I think fire drills, tornado drills and knowing how to get out of a plane are extremely important. Yes, I’m one of those nerdy people who knows how many seatbacks she has to touch to get to an exit!
There is no way of knowing the effectiveness in any given situation, but overall, they are useful in making people aware of the proper behavior, and especially in uncovering any problem areas that need attention.
I read an article in Time magazine a couple of years ago about a security specialist who worked for a company that rented space at the World Trade Center. He made the employees do drills all the time, much more than most companies would allow. On 9/11/2001, every single employee escaped with his/her life.
I forget his name now (Ben Sherwood, maybe?), but the security specialist talked about how some people remain calm and know what to do during emergencies, while other people just freeze, unable to think or move. For this reason, he believed many practice drills are essential. When a set of actions become automatic and instinctual, even the people with brain freeze know to just go. His strategy saved every single employee of the company he worked for.
So in answer to the OP’s question: fire and other drills are very effective in helping save people in real emergency situations.
@avvooooooo And the RA never got in trouble? Most business, institutions, etc are charged a fine for false alarms, and I think there are laws against it because you take resources away from the community when there might be an emergency somewhere else. And, it promotes a “cry wolf” syndrome as you have stated. And, I can’t imagine an RA caring if there is a boy in your room, although I 100% believe you, but when I went to school we have boyfriend stay for days, sometimes weeks, nobody cared.
@JLeslie She should have. She was one of those horrible people who got a little power and abused the hell out of it. I could have told them that she would, it was obvious before she ever got any power that she was like that, but they didn’t ask me. When another horrible person was applying and I had an appointment with the housing director to discuss something else, I let her know to head that one off.
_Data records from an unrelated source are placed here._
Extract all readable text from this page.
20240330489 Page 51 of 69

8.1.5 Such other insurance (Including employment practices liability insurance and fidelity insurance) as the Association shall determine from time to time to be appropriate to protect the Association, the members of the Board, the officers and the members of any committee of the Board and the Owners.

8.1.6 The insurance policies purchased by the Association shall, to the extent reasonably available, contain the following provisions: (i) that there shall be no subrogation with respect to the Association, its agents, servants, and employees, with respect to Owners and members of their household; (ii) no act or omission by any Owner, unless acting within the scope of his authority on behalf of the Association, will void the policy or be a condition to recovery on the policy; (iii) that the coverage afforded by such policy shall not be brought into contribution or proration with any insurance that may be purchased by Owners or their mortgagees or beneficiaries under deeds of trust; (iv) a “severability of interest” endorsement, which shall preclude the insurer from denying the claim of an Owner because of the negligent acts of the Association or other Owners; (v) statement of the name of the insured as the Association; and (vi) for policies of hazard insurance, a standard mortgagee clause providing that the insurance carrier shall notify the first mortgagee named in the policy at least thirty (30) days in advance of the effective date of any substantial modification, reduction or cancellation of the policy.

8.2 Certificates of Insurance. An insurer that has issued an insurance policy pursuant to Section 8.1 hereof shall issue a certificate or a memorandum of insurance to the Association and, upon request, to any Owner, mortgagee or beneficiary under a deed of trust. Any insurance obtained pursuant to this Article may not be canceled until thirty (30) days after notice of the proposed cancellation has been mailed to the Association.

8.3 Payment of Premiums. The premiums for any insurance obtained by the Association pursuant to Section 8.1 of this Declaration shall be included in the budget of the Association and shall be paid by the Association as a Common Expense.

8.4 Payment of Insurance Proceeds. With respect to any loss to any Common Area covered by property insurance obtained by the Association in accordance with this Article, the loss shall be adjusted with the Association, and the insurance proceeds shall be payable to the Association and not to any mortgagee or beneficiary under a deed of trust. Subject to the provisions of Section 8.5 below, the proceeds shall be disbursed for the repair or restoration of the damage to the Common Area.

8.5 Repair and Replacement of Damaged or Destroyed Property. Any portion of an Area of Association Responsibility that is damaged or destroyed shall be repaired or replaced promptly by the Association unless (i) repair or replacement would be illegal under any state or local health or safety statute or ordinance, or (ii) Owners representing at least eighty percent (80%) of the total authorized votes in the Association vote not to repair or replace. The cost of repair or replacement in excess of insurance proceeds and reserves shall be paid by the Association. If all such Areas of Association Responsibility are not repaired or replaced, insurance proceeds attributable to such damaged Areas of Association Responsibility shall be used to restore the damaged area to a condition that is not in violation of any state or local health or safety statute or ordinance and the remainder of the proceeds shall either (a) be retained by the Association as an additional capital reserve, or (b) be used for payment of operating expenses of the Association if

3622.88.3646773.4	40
She had a huge stick up her ass and was a prude when it came to everyone else, even though her own behavior wasn’t something to brag about. I think they called it a “drill” so nobody really caught hell, but I’m not sure. The next time she abused her power with me, I let her have it outside the dorm supervisor’s office. She started bitching when I left (because she wouldn’t do it to my face since she didn’t have a leg to stand on) and the dorm supervisor told her, “Shut the hell up, she had a point, take it.” :P
I don’t think they help at all. At my last job, it was a freaking joke. Some people didn’t even move, particularly those in Upper Management, and no one paid attention. None of the fire drill “leaders” even knew what they were doing. No doubt in my mind that if an actual fire happened in that place, hardly anyone would make it out unharmed.